CARDIOLOGY Cancer drug gets new task: helping stents do their job



The devices are used to keep arteries open, but reclogging frequently occurs.
LONG ISLAND NEWSDAY
In a major test, doctors have demonstrated that a widely used cancer drug works equally well in heart patients, staving off reblockage of coronary arteries when the anti-tumor medication is used to coat a stent.
The new finding, which shows that a cancer drug can play a role in the treatment of heart disease, is yet another example on the growing list of old drugs performing new tricks.
It is also another example of cardiology's reaching to other branches of medicine for innovative therapies. The first drug-coated stent, approved last year, is laced with a medication initially developed more than 30 years ago as an antibiotic.
The new device was developed by Boston Scientific in Natick, Mass. The company also sponsored the study, and seven of the research project's 12 authors have had financial ties to the company.
Work on this tiny tube -- and other coated stents in the pipeline -- represents a trend in treating arterial reblockage in a more targeted fashion.
How treatment works
Stents, tiny latticelike scaffolds capable of keeping arteries open, enable the free flow of blood in patients with coronary artery disease. The drug paclitaxel, also known as Taxol, was applied to the devices and is released slowly to prevent the processes that cause reclogging. The drug has been administered successfully for more than a decade in the treatment of breast and ovarian cancers. In its role as a heart drug, paclitaxel has been given a new trade name, Taxus.
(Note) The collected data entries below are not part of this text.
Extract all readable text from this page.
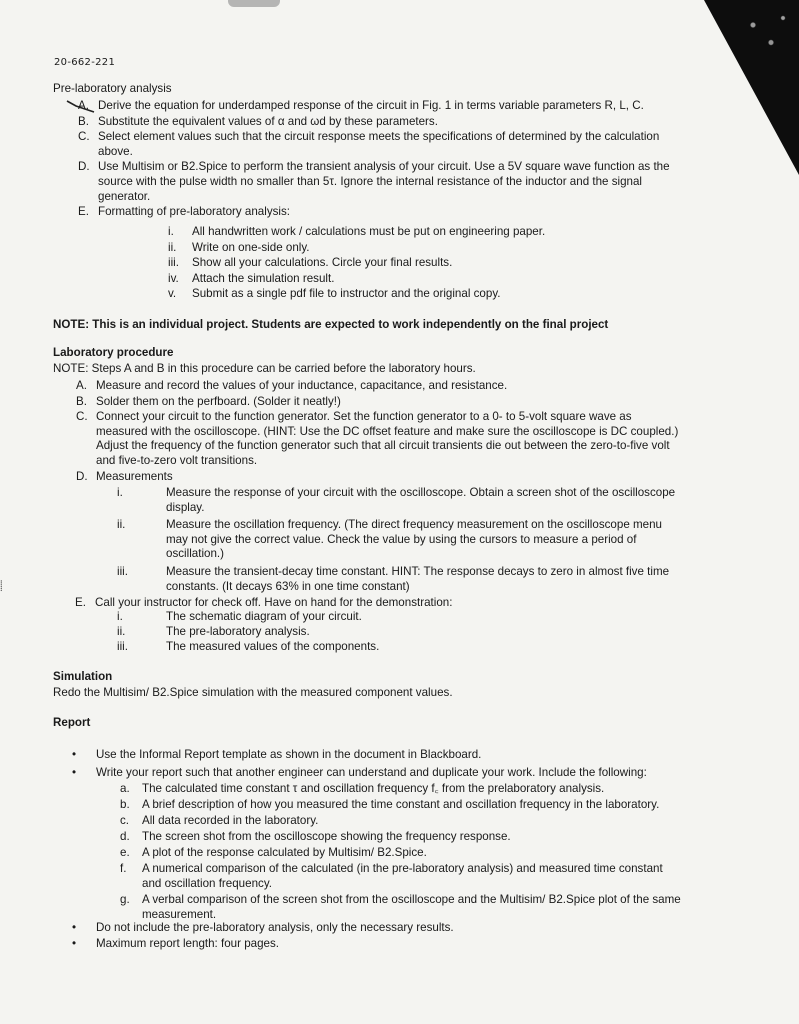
20-662-221
Pre-laboratory analysis
A. Derive the equation for underdamped response of the circuit in Fig. 1 in terms variable parameters R, L, C.
B. Substitute the equivalent values of α and ωd by these parameters.
C. Select element values such that the circuit response meets the specifications of determined by the calculation
above.
D. Use Multisim or B2.Spice to perform the transient analysis of your circuit. Use a 5V square wave function as the
source with the pulse width no smaller than 5τ. Ignore the internal resistance of the inductor and the signal
generator.
E. Formatting of pre-laboratory analysis:
i. All handwritten work / calculations must be put on engineering paper.
ii. Write on one-side only.
iii. Show all your calculations. Circle your final results.
iv. Attach the simulation result.
v. Submit as a single pdf file to instructor and the original copy.
NOTE: This is an individual project. Students are expected to work independently on the final project
Laboratory procedure
NOTE: Steps A and B in this procedure can be carried before the laboratory hours.
A. Measure and record the values of your inductance, capacitance, and resistance.
B. Solder them on the perfboard. (Solder it neatly!)
C. Connect your circuit to the function generator. Set the function generator to a 0- to 5-volt square wave as
measured with the oscilloscope. (HINT: Use the DC offset feature and make sure the oscilloscope is DC coupled.)
Adjust the frequency of the function generator such that all circuit transients die out between the zero-to-five volt
and five-to-zero volt transitions.
D. Measurements
i.	Measure the response of your circuit with the oscilloscope. Obtain a screen shot of the oscilloscope
display.
ii.	Measure the oscillation frequency. (The direct frequency measurement on the oscilloscope menu
may not give the correct value. Check the value by using the cursors to measure a period of
oscillation.)
iii.	Measure the transient-decay time constant. HINT: The response decays to zero in almost five time
constants. (It decays 63% in one time constant)
E. Call your instructor for check off. Have on hand for the demonstration:
i.	The schematic diagram of your circuit.
ii.	The pre-laboratory analysis.
iii.	The measured values of the components.
Simulation
Redo the Multisim/ B2.Spice simulation with the measured component values.
Report
• Use the Informal Report template as shown in the document in Blackboard.
• Write your report such that another engineer can understand and duplicate your work. Include the following:
a. The calculated time constant τ and oscillation frequency f꜀ from the prelaboratory analysis.
b. A brief description of how you measured the time constant and oscillation frequency in the laboratory.
c. All data recorded in the laboratory.
d. The screen shot from the oscilloscope showing the frequency response.
e. A plot of the response calculated by Multisim/ B2.Spice.
f. A numerical comparison of the calculated (in the pre-laboratory analysis) and measured time constant
and oscillation frequency.
g. A verbal comparison of the screen shot from the oscilloscope and the Multisim/ B2.Spice plot of the same
measurement.
• Do not include the pre-laboratory analysis, only the necessary results.
• Maximum report length: four pages.
⸽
Doctors say the cancer drug appears to work well in a wide range of coronary artery disease patients. For reasons yet to be fully explained, the drug performs particularly well in patients who also have diabetes.
"This is a tremendous advance," said Dr. Gregg Stone, referring to the overall performance of the new stent.
Dr. Stone, who directs cardiovascular research for Lenox Hill Hospital in Manhattan, also said the new stent will give doctors more treatment choices.
The new stent, like its counterpart, emits minute amounts of medication over a period of weeks to prevent reclogging. The amount is so small that it affects only the area involving the stent.
Study findings
Stone and a nationwide team of cardiologists reported the results of their analysis involving paclitaxel-coated stents in a recent issue of The New England Journal of Medicine. Stone is one of seven doctors who have worked as paid consultants or advisers to Boston Scientific.
In the study of 1,314 patients, 662 received the drug-eluting -- slow release -- stent and 652 received the bare metal variety.
The study found that reclogging was reduced by 73 percent in patients who received devices coated with paclitaxel. Reclogging occurred in only 7.9 percent of patients with the coated stent but affected more than 26 percent of those with the bare device.
Coated or uncoated, stents are implanted during a procedure known as angioplasty. A balloon catheter is guided through the vascular highway, beginning in a vessel in the groin and moving up to a blocked artery feeding the heart. When a stent is to be inserted, doctors place it on the balloon. Inflating the balloon opens the stent. The balloon and catheter are removed, but the stent stays in place.
Reclogging of arteries after implantation of bare stents is a juggernaut that has thwarted cardiologists since they started inserting the devices more than a quarter-century ago, Stone said. Up to 25 percent of patients experience reblockage with bare metal stents.